Medicare is trickier, but, as Paul Krugman notes in his March 26 column,
[e]ven on Medicare, don't panic. It's not like a private health plan that will go belly up when it runs out of money; it's just a government program, albeit one supported by a dedicated tax. Nobody thinks America's highways will be doomed if the gasoline tax, which currently pays for highway maintenance, falls short of the system's needs - if politicians want to sustain the system, they will. The same is true of Medicare.
More tellingly, Krugman explores how appeals to "the magic of the market" have been exploited to force Medicare to adopt per-person fees to HMOs that accept Medicare recipients rather than the traditional payments to doctors and hospitals for services rendered.
The predictable outcome was that HMOs wanted to accept only healthy recipients, leaving those most in need of care with even fewer resources than they had before - but Medicare wound up paying the HMOs slightly
more per person than it had under the old scheme. The result, that is, was increased costs for the public and fewer options for the sick. Fortunately for health care availability, many HMOs later pulled out of the scheme: It seems private health plans, working in the "magical marketplace," have such high overhead that they can't compete with traditional Medicare, even with public subsidies.
The effect was large enough that of the seven years cut off of Medicare's financial stability, two could be traced directly to such increased subsidies.
So of course with the prescription drug bill, they did it all over again, turning it into a cash cow for private insurers. And when the result of that is to further damage Medicare's long-range outlook, the cries to "privatize" the "inefficient" federal "bureaucracy" will get even louder. It's almost like it was done on purpose.
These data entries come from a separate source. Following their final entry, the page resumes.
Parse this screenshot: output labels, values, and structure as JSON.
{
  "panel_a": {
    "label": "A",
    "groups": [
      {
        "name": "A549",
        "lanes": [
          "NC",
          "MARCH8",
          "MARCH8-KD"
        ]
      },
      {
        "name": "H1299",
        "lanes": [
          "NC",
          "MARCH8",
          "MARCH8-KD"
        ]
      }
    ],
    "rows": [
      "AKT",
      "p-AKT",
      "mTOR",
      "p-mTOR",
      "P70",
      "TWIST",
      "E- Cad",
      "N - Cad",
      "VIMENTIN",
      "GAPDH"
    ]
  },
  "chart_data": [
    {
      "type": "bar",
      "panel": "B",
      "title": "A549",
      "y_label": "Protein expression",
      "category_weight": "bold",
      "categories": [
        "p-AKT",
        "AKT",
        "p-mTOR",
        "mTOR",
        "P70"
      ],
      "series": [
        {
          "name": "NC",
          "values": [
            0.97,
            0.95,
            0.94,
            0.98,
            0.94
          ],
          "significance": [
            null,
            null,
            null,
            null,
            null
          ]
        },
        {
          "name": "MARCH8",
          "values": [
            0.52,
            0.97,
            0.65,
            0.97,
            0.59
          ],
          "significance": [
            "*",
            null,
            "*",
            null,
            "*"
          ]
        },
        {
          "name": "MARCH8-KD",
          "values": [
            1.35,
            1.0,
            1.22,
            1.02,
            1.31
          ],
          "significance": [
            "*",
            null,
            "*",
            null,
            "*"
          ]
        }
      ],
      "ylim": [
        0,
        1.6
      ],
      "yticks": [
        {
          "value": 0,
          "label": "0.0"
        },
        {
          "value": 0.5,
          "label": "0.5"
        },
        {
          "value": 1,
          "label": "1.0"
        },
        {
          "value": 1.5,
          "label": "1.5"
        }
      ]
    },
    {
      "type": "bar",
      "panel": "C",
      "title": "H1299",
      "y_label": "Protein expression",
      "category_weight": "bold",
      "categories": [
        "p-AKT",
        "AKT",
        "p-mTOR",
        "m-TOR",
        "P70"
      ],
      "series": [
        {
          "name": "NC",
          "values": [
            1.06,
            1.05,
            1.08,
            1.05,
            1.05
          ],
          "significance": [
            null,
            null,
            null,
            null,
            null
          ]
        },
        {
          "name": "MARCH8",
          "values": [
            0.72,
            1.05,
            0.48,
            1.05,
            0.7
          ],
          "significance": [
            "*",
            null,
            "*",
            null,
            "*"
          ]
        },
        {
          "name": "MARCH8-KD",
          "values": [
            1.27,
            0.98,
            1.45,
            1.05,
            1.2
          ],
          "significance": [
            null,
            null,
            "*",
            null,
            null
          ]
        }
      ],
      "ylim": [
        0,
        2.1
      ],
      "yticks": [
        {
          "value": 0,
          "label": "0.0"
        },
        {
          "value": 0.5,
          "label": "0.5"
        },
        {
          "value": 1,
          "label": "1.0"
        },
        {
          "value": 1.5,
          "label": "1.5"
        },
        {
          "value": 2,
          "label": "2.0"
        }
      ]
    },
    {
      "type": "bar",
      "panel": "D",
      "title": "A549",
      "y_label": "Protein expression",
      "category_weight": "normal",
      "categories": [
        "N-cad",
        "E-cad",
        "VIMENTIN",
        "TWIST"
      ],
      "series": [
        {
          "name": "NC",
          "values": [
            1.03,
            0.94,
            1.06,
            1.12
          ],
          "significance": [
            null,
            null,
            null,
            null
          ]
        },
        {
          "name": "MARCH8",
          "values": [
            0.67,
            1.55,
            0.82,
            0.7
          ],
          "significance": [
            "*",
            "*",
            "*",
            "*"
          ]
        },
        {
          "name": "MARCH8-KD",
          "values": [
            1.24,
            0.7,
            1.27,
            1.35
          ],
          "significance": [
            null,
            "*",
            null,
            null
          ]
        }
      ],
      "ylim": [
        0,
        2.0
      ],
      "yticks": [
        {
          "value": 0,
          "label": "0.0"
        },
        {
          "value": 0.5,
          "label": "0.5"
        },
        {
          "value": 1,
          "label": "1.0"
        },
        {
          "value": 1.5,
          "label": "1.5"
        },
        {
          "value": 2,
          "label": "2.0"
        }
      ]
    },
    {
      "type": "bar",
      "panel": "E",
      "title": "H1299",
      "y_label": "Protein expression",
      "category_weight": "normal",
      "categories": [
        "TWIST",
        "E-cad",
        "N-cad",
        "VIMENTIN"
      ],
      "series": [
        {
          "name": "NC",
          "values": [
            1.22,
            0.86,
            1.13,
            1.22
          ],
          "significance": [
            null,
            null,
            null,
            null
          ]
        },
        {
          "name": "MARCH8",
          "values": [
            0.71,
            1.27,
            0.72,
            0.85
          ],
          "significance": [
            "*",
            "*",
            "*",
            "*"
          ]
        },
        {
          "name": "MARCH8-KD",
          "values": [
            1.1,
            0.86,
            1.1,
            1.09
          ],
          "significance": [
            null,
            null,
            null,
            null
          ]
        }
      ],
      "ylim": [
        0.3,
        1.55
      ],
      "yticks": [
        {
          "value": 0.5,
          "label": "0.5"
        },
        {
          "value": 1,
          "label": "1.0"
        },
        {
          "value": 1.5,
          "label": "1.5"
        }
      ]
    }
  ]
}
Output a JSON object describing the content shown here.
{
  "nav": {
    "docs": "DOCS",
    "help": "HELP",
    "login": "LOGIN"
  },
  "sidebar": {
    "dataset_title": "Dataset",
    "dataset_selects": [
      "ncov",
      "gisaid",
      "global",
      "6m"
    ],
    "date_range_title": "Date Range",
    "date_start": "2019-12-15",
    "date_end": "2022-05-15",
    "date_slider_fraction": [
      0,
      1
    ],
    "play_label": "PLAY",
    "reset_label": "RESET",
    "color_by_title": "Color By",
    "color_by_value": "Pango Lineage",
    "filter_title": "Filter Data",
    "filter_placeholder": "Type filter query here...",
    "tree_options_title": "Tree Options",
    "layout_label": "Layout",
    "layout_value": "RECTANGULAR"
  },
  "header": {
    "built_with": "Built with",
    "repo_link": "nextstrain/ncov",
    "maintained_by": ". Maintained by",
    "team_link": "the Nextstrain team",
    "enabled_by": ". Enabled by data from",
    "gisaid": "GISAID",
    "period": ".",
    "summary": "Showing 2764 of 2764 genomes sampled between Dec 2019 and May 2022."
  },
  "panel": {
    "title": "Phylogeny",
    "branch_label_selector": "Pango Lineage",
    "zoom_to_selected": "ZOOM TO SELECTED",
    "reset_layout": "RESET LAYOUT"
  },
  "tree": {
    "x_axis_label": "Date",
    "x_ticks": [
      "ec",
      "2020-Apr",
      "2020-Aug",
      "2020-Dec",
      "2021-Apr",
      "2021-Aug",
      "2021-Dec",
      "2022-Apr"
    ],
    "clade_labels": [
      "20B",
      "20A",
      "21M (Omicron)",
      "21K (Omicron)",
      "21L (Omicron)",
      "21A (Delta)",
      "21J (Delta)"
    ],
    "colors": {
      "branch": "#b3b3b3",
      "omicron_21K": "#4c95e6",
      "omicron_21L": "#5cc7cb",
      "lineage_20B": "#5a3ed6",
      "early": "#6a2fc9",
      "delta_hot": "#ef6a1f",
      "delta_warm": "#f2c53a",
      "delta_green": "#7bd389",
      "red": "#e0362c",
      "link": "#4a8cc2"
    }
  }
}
There is one other thing to be mentioned here, which is too big a topic to get into right now, but is very relevant. All the problems of Medicare (and Medicaid) result from one central fact: our insistence on maintaining the fantasy that a private, for-profit health care system is the best engine for delivering and protecting the human right to decent, humane, adequate health care. It's not. At some point we have to stop talking about tinkering with how we subsidize a private system and start talking about a publicly-funded, publicly-directed system - that is, we have to start talking seriously about a single-payer, not-for-profit, national health care system. Until we do, we'll keep on chasing crises.